La Selección Mexicana ya está en Guadalajara y su llegada estuvo marcada por una demostración de cariño que difícilmente olvidarán jugadores, cuerpo técnico y aficionados. Miles de personas se reunieron para darle la bienvenida al equipo nacional en una noche llena de emoción, color y orgullo mexicano.
La ciudad tapatía vive días históricos. Por primera vez, México disputará un partido de Copa del Mundo en Guadalajara, una noticia que ha despertado una ilusión especial entre los seguidores del Tricolor. Esa emoción quedó reflejada desde horas antes de la llegada del equipo, cuando cientos de aficionados comenzaron a congregarse en las inmediaciones del hotel de concentración.
Guadalajara pinta de verde, blanco y rojo la llegada del Tricolor
Con el paso de la tarde, la multitud fue creciendo hasta reunir a cerca de tres mil personas. La escena fue una auténtica celebración familiar: niños portando camisetas de la Selección, padres compartiendo la emoción con sus hijos y adultos mayores que no quisieron perderse un momento que forma parte de la historia del futbol nacional.
Las calles cercanas a Plaza Midtown se transformaron en una auténtica fiesta mexicana. Banderas ondeando al viento, bombos marcando el ritmo y cientos de gargantas entonando canciones crearon un ambiente inigualable. El tradicional Cielito Lindo fue uno de los himnos de la noche, acompañado por el inconfundible “¡Dale, dale, México!”, que resonó entre los edificios y contagió entusiasmo a todos los presentes.
La afición también organizó un espectacular banderazo para demostrar su apoyo al combinado nacional.
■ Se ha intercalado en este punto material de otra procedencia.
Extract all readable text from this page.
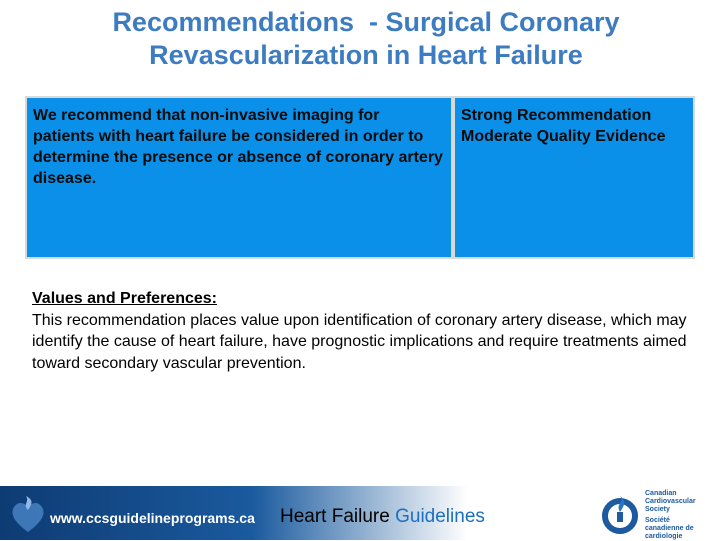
Recommendations  - Surgical Coronary
Revascularization in Heart Failure
We recommend that non-invasive imaging for patients with heart failure be considered in order to determine the presence or absence of coronary artery disease.
Strong Recommendation
Moderate Quality Evidence
Values and Preferences:
This recommendation places value upon identification of coronary artery disease, which may identify the cause of heart failure, have prognostic implications and require treatments aimed toward secondary vascular prevention.
www.ccsguidelineprograms.ca Heart Failure Guidelines
Canadian
Cardiovascular
Society
Société
canadienne de
cardiologie
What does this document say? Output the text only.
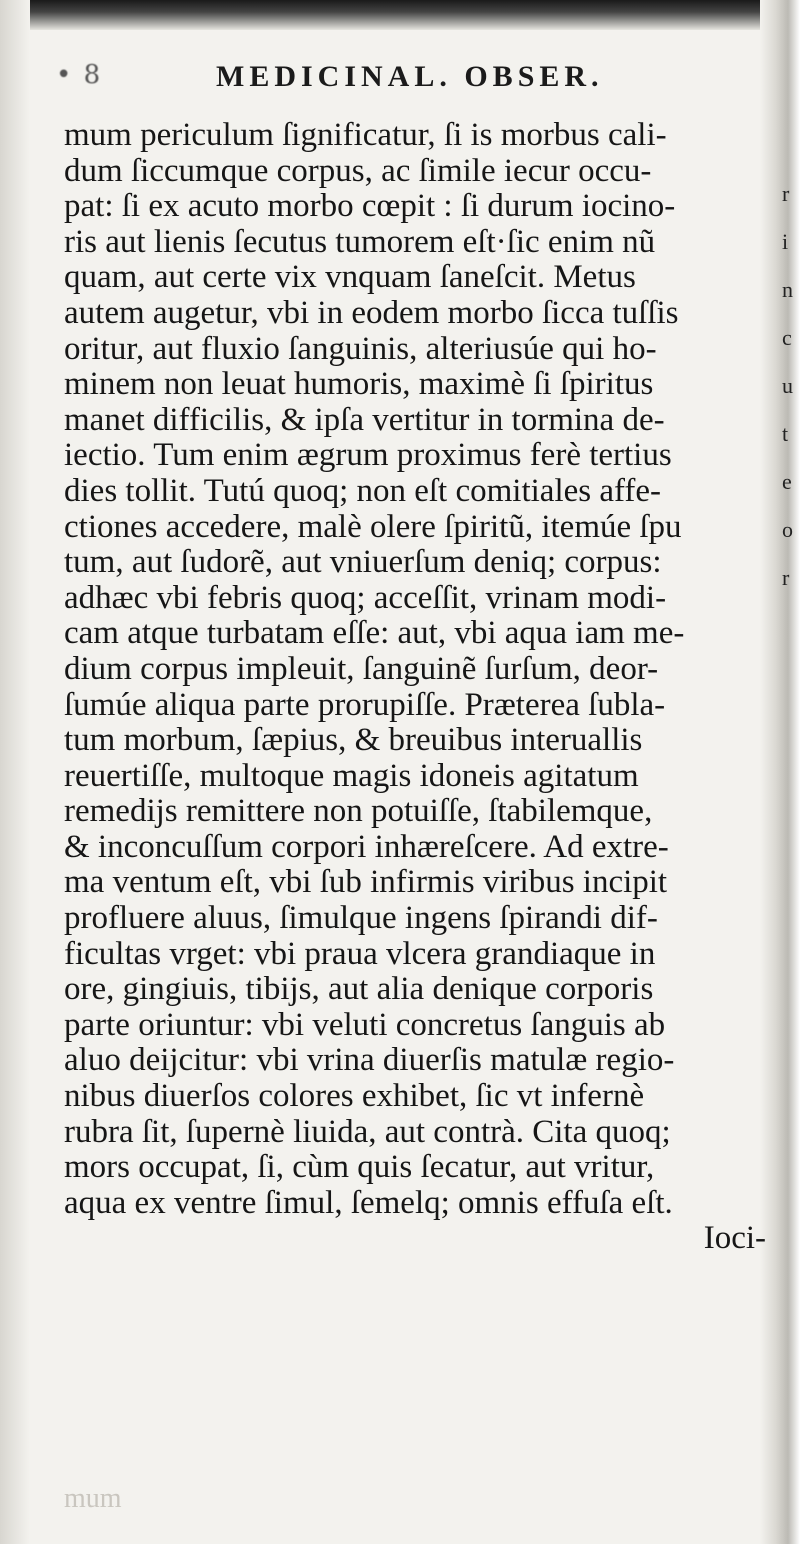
• 8	MEDICINAL. OBSER.
mum periculum ſignificatur, ſi is morbus cali-
dum ſiccumque corpus, ac ſimile iecur occu-
pat: ſi ex acuto morbo cœpit : ſi durum iocino-
ris aut lienis ſecutus tumorem eſt·ſic enim nũ
quam, aut certe vix vnquam ſaneſcit. Metus
autem augetur, vbi in eodem morbo ſicca tuſſis
oritur, aut fluxio ſanguinis, alteriusúe qui ho-
minem non leuat humoris, maximè ſi ſpiritus
manet difficilis, & ipſa vertitur in tormina de-
iectio. Tum enim ægrum proximus ferè tertius
dies tollit. Tutú quoq; non eſt comitiales affe-
ctiones accedere, malè olere ſpiritũ, itemúe ſpu
tum, aut ſudorẽ, aut vniuerſum deniq; corpus:
adhæc vbi febris quoq; acceſſit, vrinam modi-
cam atque turbatam eſſe: aut, vbi aqua iam me-
dium corpus impleuit, ſanguinẽ ſurſum, deor-
ſumúe aliqua parte prorupiſſe. Præterea ſubla-
tum morbum, ſæpius, & breuibus interuallis
reuertiſſe, multoque magis idoneis agitatum
remedijs remittere non potuiſſe, ſtabilemque,
& inconcuſſum corpori inhæreſcere. Ad extre-
ma ventum eſt, vbi ſub infirmis viribus incipit
profluere aluus, ſimulque ingens ſpirandi dif-
ficultas vrget: vbi praua vlcera grandiaque in
ore, gingiuis, tibijs, aut alia denique corporis
parte oriuntur: vbi veluti concretus ſanguis ab
aluo deijcitur: vbi vrina diuerſis matulæ regio-
nibus diuerſos colores exhibet, ſic vt infernè
rubra ſit, ſupernè liuida, aut contrà. Cita quoq;
mors occupat, ſi, cùm quis ſecatur, aut vritur,
aqua ex ventre ſimul, ſemelq; omnis effuſa eſt.
Ioci-
mum
r
i
n
c
u
t
e
o
r
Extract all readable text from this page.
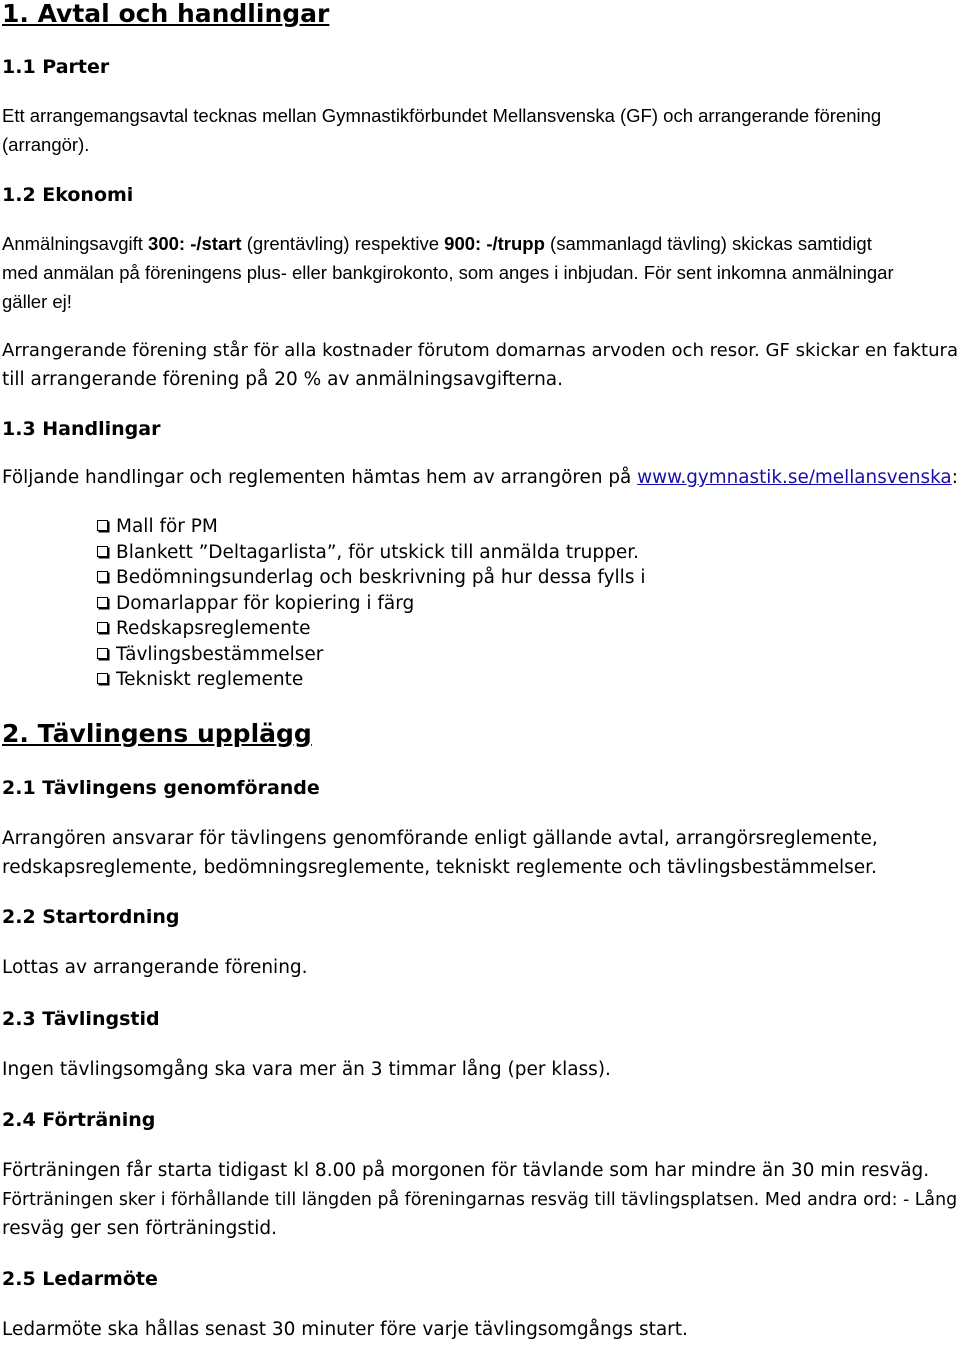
1. Avtal och handlingar
1.1 Parter
Ett arrangemangsavtal tecknas mellan Gymnastikförbundet Mellansvenska (GF) och arrangerande förening
(arrangör).
1.2 Ekonomi
Anmälningsavgift 300: -/start (grentävling) respektive 900: -/trupp (sammanlagd tävling) skickas samtidigt
med anmälan på föreningens plus- eller bankgirokonto, som anges i inbjudan. För sent inkomna anmälningar
gäller ej!
Arrangerande förening står för alla kostnader förutom domarnas arvoden och resor. GF skickar en faktura
till arrangerande förening på 20 % av anmälningsavgifterna.
1.3 Handlingar
Följande handlingar och reglementen hämtas hem av arrangören på www.gymnastik.se/mellansvenska:
Mall för PM
Blankett ”Deltagarlista”, för utskick till anmälda trupper.
Bedömningsunderlag och beskrivning på hur dessa fylls i
Domarlappar för kopiering i färg
Redskapsreglemente
Tävlingsbestämmelser
Tekniskt reglemente
2. Tävlingens upplägg
2.1 Tävlingens genomförande
Arrangören ansvarar för tävlingens genomförande enligt gällande avtal, arrangörsreglemente,
redskapsreglemente, bedömningsreglemente, tekniskt reglemente och tävlingsbestämmelser.
2.2 Startordning
Lottas av arrangerande förening.
2.3 Tävlingstid
Ingen tävlingsomgång ska vara mer än 3 timmar lång (per klass).
2.4 Förträning
Förträningen får starta tidigast kl 8.00 på morgonen för tävlande som har mindre än 30 min resväg.
Förträningen sker i förhållande till längden på föreningarnas resväg till tävlingsplatsen. Med andra ord: - Lång
resväg ger sen förträningstid.
2.5 Ledarmöte
Ledarmöte ska hållas senast 30 minuter före varje tävlingsomgångs start.
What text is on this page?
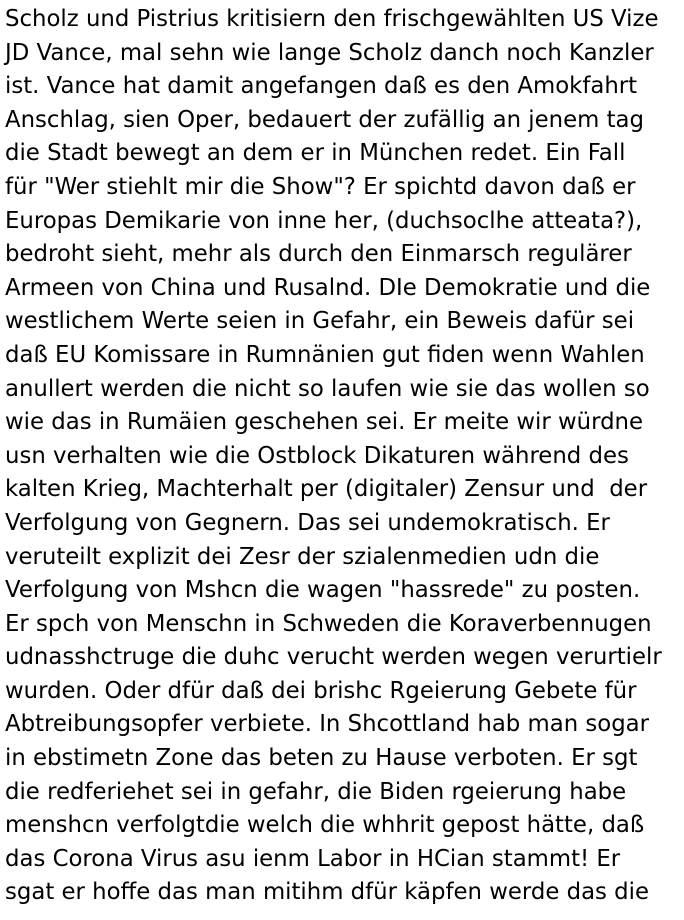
Scholz und Pistrius kritisiern den frischgewählten US Vize
JD Vance, mal sehn wie lange Scholz danch noch Kanzler
ist. Vance hat damit angefangen daß es den Amokfahrt
Anschlag, sien Oper, bedauert der zufällig an jenem tag
die Stadt bewegt an dem er in München redet. Ein Fall
für "Wer stiehlt mir die Show"? Er spichtd davon daß er
Europas Demikarie von inne her, (duchsoclhe atteata?),
bedroht sieht, mehr als durch den Einmarsch regulärer
Armeen von China und Rusalnd. DIe Demokratie und die
westlichem Werte seien in Gefahr, ein Beweis dafür sei
daß EU Komissare in Rumnänien gut fiden wenn Wahlen
anullert werden die nicht so laufen wie sie das wollen so
wie das in Rumäien geschehen sei. Er meite wir würdne
usn verhalten wie die Ostblock Dikaturen während des
kalten Krieg, Machterhalt per (digitaler) Zensur und  der
Verfolgung von Gegnern. Das sei undemokratisch. Er
veruteilt explizit dei Zesr der szialenmedien udn die
Verfolgung von Mshcn die wagen "hassrede" zu posten.
Er spch von Menschn in Schweden die Koraverbennugen
udnasshctruge die duhc verucht werden wegen verurtielr
wurden. Oder dfür daß dei brishc Rgeierung Gebete für
Abtreibungsopfer verbiete. In Shcottland hab man sogar
in ebstimetn Zone das beten zu Hause verboten. Er sgt
die redferiehet sei in gefahr, die Biden rgeierung habe
menshcn verfolgtdie welch die whhrit gepost hätte, daß
das Corona Virus asu ienm Labor in HCian stammt! Er
sgat er hoffe das man mitihm dfür käpfen werde das die
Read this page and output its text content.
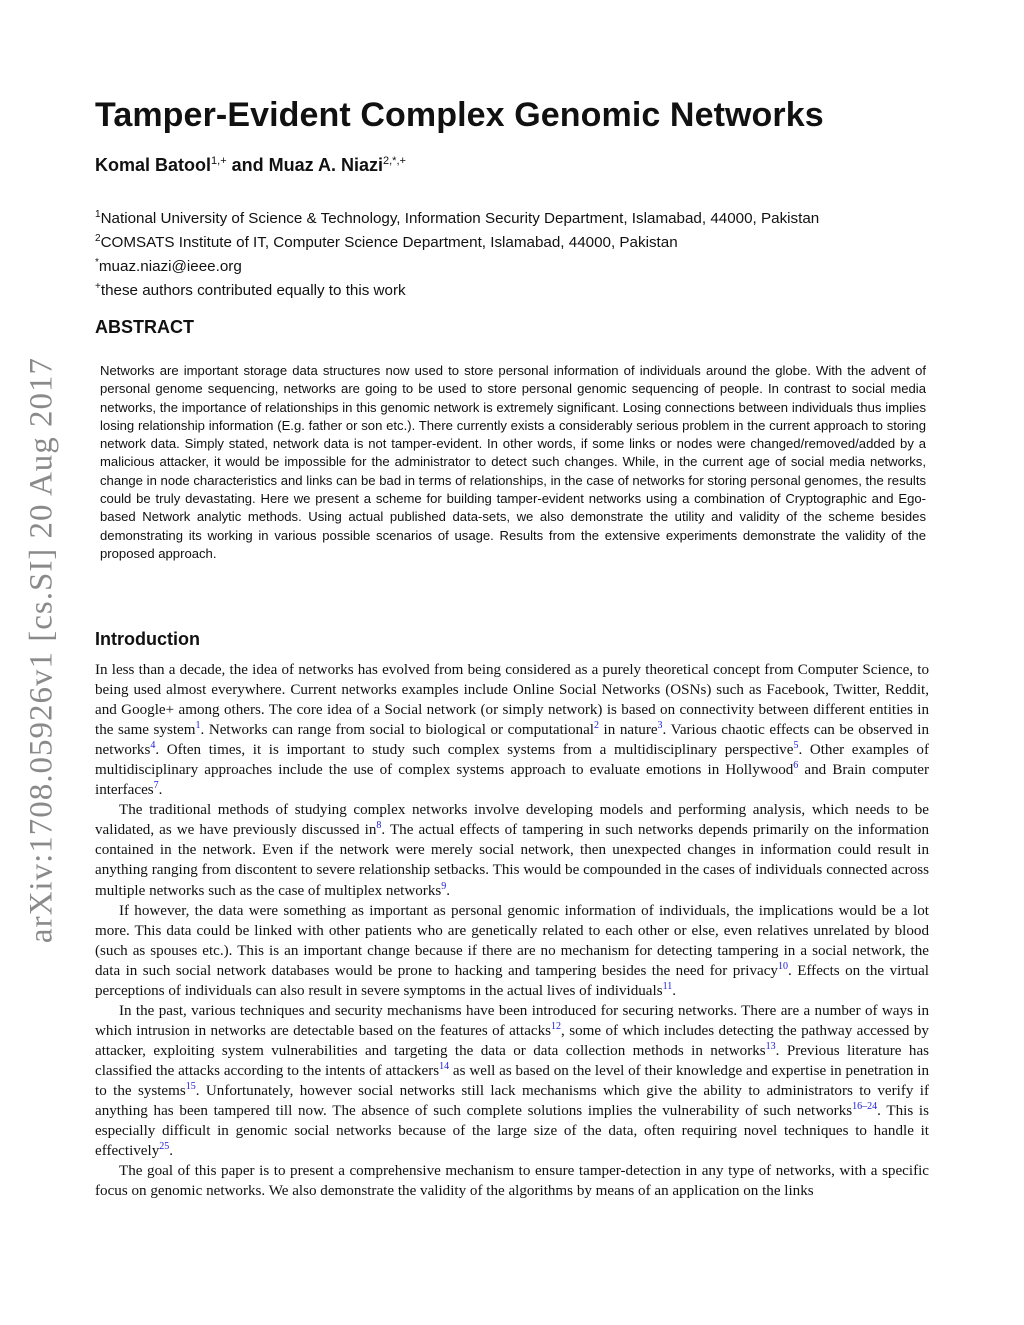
arXiv:1708.05926v1 [cs.SI] 20 Aug 2017
Tamper-Evident Complex Genomic Networks
Komal Batool$^{1,+}$ and Muaz A. Niazi$^{2,*,+}$
$^1$National University of Science & Technology, Information Security Department, Islamabad, 44000, Pakistan
$^2$COMSATS Institute of IT, Computer Science Department, Islamabad, 44000, Pakistan
*muaz.niazi@ieee.org
+these authors contributed equally to this work
ABSTRACT

Networks are important storage data structures now used to store personal information of individuals around the globe. With the advent of personal genome sequencing, networks are going to be used to store personal genomic sequencing of people. In contrast to social media networks, the importance of relationships in this genomic network is extremely significant. Losing connections between individuals thus implies losing relationship information (E.g. father or son etc.). There currently exists a considerably serious problem in the current approach to storing network data. Simply stated, network data is not tamper-evident. In other words, if some links or nodes were changed/removed/added by a malicious attacker, it would be impossible for the administrator to detect such changes. While, in the current age of social media networks, change in node characteristics and links can be bad in terms of relationships, in the case of networks for storing personal genomes, the results could be truly devastating. Here we present a scheme for building tamper-evident networks using a combination of Cryptographic and Ego-based Network analytic methods. Using actual published data-sets, we also demonstrate the utility and validity of the scheme besides demonstrating its working in various possible scenarios of usage. Results from the extensive experiments demonstrate the validity of the proposed approach.

Introduction

In less than a decade, the idea of networks has evolved from being considered as a purely theoretical concept from Computer Science, to being used almost everywhere. Current networks examples include Online Social Networks (OSNs) such as Facebook, Twitter, Reddit, and Google+ among others. The core idea of a Social network (or simply network) is based on connectivity between different entities in the same system$^1$. Networks can range from social to biological or computational$^2$ in nature$^3$. Various chaotic effects can be observed in networks$^4$. Often times, it is important to study such complex systems from a multidisciplinary perspective$^5$. Other examples of multidisciplinary approaches include the use of complex systems approach to evaluate emotions in Hollywood$^6$ and Brain computer interfaces$^7$.

The traditional methods of studying complex networks involve developing models and performing analysis, which needs to be validated, as we have previously discussed in$^8$. The actual effects of tampering in such networks depends primarily on the information contained in the network. Even if the network were merely social network, then unexpected changes in information could result in anything ranging from discontent to severe relationship setbacks. This would be compounded in the cases of individuals connected across multiple networks such as the case of multiplex networks$^9$.

If however, the data were something as important as personal genomic information of individuals, the implications would be a lot more. This data could be linked with other patients who are genetically related to each other or else, even relatives unrelated by blood (such as spouses etc.). This is an important change because if there are no mechanism for detecting tampering in a social network, the data in such social network databases would be prone to hacking and tampering besides the need for privacy$^{10}$. Effects on the virtual perceptions of individuals can also result in severe symptoms in the actual lives of individuals$^{11}$.

In the past, various techniques and security mechanisms have been introduced for securing networks. There are a number of ways in which intrusion in networks are detectable based on the features of attacks$^{12}$, some of which includes detecting the pathway accessed by attacker, exploiting system vulnerabilities and targeting the data or data collection methods in networks$^{13}$. Previous literature has classified the attacks according to the intents of attackers$^{14}$ as well as based on the level of their knowledge and expertise in penetration in to the systems$^{15}$. Unfortunately, however social networks still lack mechanisms which give the ability to administrators to verify if anything has been tampered till now. The absence of such complete solutions implies the vulnerability of such networks$^{16-24}$. This is especially difficult in genomic social networks because of the large size of the data, often requiring novel techniques to handle it effectively$^{25}$.

The goal of this paper is to present a comprehensive mechanism to ensure tamper-detection in any type of networks, with a specific focus on genomic networks. We also demonstrate the validity of the algorithms by means of an application on the links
Entre luces, fuegos artificiales y cánticos, los seguidores del Tricolor dejaron claro que el equipo cuenta con el respaldo de todo un país en esta aventura mundialista.
Mariachi, cánticos y un banderazo histórico para impulsar a México
Uno de los momentos más especiales llegó cuando el autobús de la Selección hizo su entrada al hotel. La emoción se multiplicó al escuchar las notas de un mariachi que recibió al plantel, una postal que combinó tradición, futbol y sentimiento nacional en un solo instante.
Sin embargo, la noche aún guardaba una sorpresa. Cuando muchos pensaban que los jugadores permanecerían dentro del hotel, varios integrantes del equipo salieron para agradecer el apoyo de la gente. La respuesta fue inmediata. Los aficionados corearon con fuerza nombres como “Hormiga”, Julián Quiñones, Guillermo Ochoa y Álvaro Fidalgo, provocando una comunión especial entre la Selección y su afición.
El encuentro concluyó con una fotografía grupal del plantel y una última muestra de apoyo desde las gradas improvisadas. Miles de voces se unieron para lanzar un mensaje cargado de ilusión y confianza: “¡Sí se puede!”.
Así, Guadalajara recibió al Tricolor con una noche inolvidable, una muestra del vínculo que une a la Selección Mexicana con su gente y del entusiasmo que despierta la posibilidad de hacer historia en casa.